Question

A bullet of mass Mb is fired horizontally with speed Vi at a wooden block of mass Mw resting on a frictionless table. The bullet hits the block and becomes completely embedded within it. After the bullet has come to rest within the block, the block, with the bullet in it, is traveling at speed Vf .

1)Which of the following best describes this collision?
a)perfectly elastic
b)partially inelastic
c)perfectly inelastic

2) Which of the following quantities, if any, are conserved during this collision?
a) kinetic energy only
b) momentum only
c) kinetic energy and momentum
d) neither momentum nor kinetic energy

3)What is the speed of the block/bullet system after the collision, Vf?
Express your answer in terms of Vi, Mw, and Mb.

Answer 1

Concepts and reason

The concept required to solve this problem is elastic collision, inelastic collision, and law of conservation of linear momentum.

Initially, analyze whether the collision is elastic or perfectly inelastic. Later, find whether the momentum is conserved or not. Finally, apply the law of conservation of momentum to find the final velocity of the bullet block system.

Fundamentals

The expression for the conservation of linear momentum is as follows:

${m_{\rm{b}}}{v_{\rm{i}}} + {m_{\rm{w}}}{v_{\rm{w}}} = \left( {{m_{\rm{b}}} + {m_{\rm{w}}}} \right){v_{\rm{f}}}$

Here, ${m_{\rm{b}}}$ is the mass of the bullet, ${v_{\rm{i}}}$ is the initial velocity, ${m_{\rm{w}}}$ is the mass of water, and ${v_{\rm{f}}}$ is the final velocity.

In the elastic collision, the momentum and the total kinetic energy, and the total energy before and after collision is same.
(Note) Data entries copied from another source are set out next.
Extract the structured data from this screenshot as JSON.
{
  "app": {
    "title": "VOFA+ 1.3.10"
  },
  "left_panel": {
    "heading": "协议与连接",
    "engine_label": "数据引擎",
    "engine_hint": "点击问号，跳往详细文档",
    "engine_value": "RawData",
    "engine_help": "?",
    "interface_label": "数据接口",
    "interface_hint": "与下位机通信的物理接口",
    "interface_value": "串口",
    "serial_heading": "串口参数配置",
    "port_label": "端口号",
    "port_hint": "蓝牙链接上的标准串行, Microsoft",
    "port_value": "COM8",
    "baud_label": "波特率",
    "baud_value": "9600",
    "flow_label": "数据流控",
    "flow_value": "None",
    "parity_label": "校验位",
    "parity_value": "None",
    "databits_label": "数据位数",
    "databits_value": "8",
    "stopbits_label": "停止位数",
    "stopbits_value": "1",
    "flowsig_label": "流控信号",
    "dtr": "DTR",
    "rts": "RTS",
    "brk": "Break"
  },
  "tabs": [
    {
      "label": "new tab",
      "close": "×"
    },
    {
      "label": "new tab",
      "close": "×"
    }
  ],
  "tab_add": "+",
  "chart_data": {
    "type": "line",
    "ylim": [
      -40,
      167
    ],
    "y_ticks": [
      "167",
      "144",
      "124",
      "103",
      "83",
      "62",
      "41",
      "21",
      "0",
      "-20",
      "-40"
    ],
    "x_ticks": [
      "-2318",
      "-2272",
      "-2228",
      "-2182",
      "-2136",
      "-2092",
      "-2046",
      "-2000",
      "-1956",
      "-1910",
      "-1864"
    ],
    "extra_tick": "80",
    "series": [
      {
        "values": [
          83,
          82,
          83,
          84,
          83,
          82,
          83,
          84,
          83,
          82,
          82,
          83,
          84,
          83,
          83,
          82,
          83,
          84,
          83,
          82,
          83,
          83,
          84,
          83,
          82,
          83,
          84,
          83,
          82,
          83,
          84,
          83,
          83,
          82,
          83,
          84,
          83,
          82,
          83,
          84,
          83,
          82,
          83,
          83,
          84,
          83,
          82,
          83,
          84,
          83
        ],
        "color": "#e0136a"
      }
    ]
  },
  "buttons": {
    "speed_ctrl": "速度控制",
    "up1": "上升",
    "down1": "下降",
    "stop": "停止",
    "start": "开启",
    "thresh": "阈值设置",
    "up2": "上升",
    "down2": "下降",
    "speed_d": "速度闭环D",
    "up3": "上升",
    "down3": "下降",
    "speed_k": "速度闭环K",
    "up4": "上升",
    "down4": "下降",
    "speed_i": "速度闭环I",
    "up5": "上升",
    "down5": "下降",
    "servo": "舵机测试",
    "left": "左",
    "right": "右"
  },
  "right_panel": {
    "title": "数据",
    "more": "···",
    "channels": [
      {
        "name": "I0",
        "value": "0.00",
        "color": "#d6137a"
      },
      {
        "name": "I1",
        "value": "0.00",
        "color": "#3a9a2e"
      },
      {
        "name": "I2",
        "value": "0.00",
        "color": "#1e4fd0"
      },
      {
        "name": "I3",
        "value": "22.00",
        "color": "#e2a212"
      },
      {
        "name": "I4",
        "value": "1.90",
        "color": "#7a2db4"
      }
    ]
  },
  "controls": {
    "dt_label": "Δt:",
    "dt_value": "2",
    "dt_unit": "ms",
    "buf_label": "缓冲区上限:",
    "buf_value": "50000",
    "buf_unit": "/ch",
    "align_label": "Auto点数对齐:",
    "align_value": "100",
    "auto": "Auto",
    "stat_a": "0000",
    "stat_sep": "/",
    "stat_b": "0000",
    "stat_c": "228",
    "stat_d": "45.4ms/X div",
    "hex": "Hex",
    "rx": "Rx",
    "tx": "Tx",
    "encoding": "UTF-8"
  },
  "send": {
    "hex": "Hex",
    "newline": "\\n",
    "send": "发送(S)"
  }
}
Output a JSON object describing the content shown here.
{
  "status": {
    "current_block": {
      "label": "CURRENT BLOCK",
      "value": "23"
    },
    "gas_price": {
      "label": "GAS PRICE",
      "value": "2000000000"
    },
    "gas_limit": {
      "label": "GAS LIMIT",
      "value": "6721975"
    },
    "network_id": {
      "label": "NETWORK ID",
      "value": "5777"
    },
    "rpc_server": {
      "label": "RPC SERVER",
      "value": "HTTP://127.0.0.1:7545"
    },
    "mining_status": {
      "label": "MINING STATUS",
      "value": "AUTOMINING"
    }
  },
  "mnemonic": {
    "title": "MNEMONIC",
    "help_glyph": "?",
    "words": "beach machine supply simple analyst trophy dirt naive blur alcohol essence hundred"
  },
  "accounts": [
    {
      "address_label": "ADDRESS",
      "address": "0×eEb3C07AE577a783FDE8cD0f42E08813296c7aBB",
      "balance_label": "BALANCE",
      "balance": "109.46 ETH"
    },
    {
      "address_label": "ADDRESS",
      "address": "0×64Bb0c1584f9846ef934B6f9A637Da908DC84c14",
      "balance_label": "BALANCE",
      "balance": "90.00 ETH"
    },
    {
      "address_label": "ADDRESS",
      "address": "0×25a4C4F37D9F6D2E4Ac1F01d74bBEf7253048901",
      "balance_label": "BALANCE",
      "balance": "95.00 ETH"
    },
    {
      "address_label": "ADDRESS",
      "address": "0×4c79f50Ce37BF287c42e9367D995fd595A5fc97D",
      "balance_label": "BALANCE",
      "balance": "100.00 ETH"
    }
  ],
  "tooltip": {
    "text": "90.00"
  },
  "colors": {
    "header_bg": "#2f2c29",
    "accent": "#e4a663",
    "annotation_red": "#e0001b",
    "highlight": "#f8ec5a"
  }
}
In the inelastic collision, the momentum, total energy is conserved, but, the kinetic energy is not conserved.

The expression for the kinetic energy is as follows:

$K = \frac{1}{2}m{v^2}$

Here, m is the mass and v is the velocity.

The linear momentum is defined as the product of the mass and the velocity of an object.

The expression for the linear momentum is as follows:

$p = mv$

Here, p is the linear momentum, m is the mass, and v is the velocity.

(1)

A collision in which two objects stick together or employed into one another is called perfectly inelastic collision. In this collision, the kinetic energy of the system is not conserved and linear momentum is conserved.

A collision in which two objects do not stick together or embedded into one another is called perfectly elastic collision. In this collision, the kinetic energy of the system is conserved and linear momentum is conserved. In this collision, the objects bounce away from each other after the collision.

A collision in which two objects do not stick together or employed into one another is called partially elastic collision. In this collision, the kinetic energy of the system is not conserved and linear momentum is conserved. In this collision, the objects bounce away from each other after the collision.

(2)

From the definition of the perfectly inelastic collision, the linear momentum of the system of bullet and wooden block only conserves.

(3)

The wooden block is initially at rest. Therefore, the initial velocity of the block is equal to zero.

According to the law of conservation of linear momentum,

${m_{\rm{b}}}{v_{\rm{i}}} + {m_{\rm{w}}}{v_{\rm{w}}} = \left( {{m_{\rm{b}}} + {m_{\rm{w}}}} \right){v_{\rm{f}}}$

Substitute 0 m/s for ${v_{\rm{w}}}$ in the equation ${m_{\rm{b}}}{v_{\rm{i}}} + {m_{\rm{w}}}{v_{\rm{w}}} = \left( {{m_{\rm{b}}} + {m_{\rm{w}}}} \right){v_{\rm{f}}}$ and solve for ${v_{\rm{f}}}$.

$\begin{array}{c}\\{m_{\rm{b}}}{v_{\rm{i}}} + {m_{\rm{w}}}\left( {0.00{\rm{ m/s}}} \right) = \left( {{m_{\rm{b}}} + {m_{\rm{w}}}} \right){v_{\rm{f}}}\\\\{m_{\rm{b}}}{v_{\rm{i}}} = \left( {{m_{\rm{b}}} + {m_{\rm{w}}}} \right){v_{\rm{f}}}\\\\{v_{\rm{f}}} = \frac{{{m_{\rm{b}}}{v_{\rm{i}}}}}{{{m_{\rm{b}}} + {m_{\rm{w}}}}}\\\end{array}$

Ans: Part 1

The collision between the bullet and the wooden block is perfectly inelastic.

Part 2

The momentum only conserves during the collision.

Part 3

The speed of the block-bullet system is $\frac{{{m_{\rm{b}}}{v_{\rm{i}}}}}{{{m_{\rm{b}}} + {m_{\rm{w}}}}}$.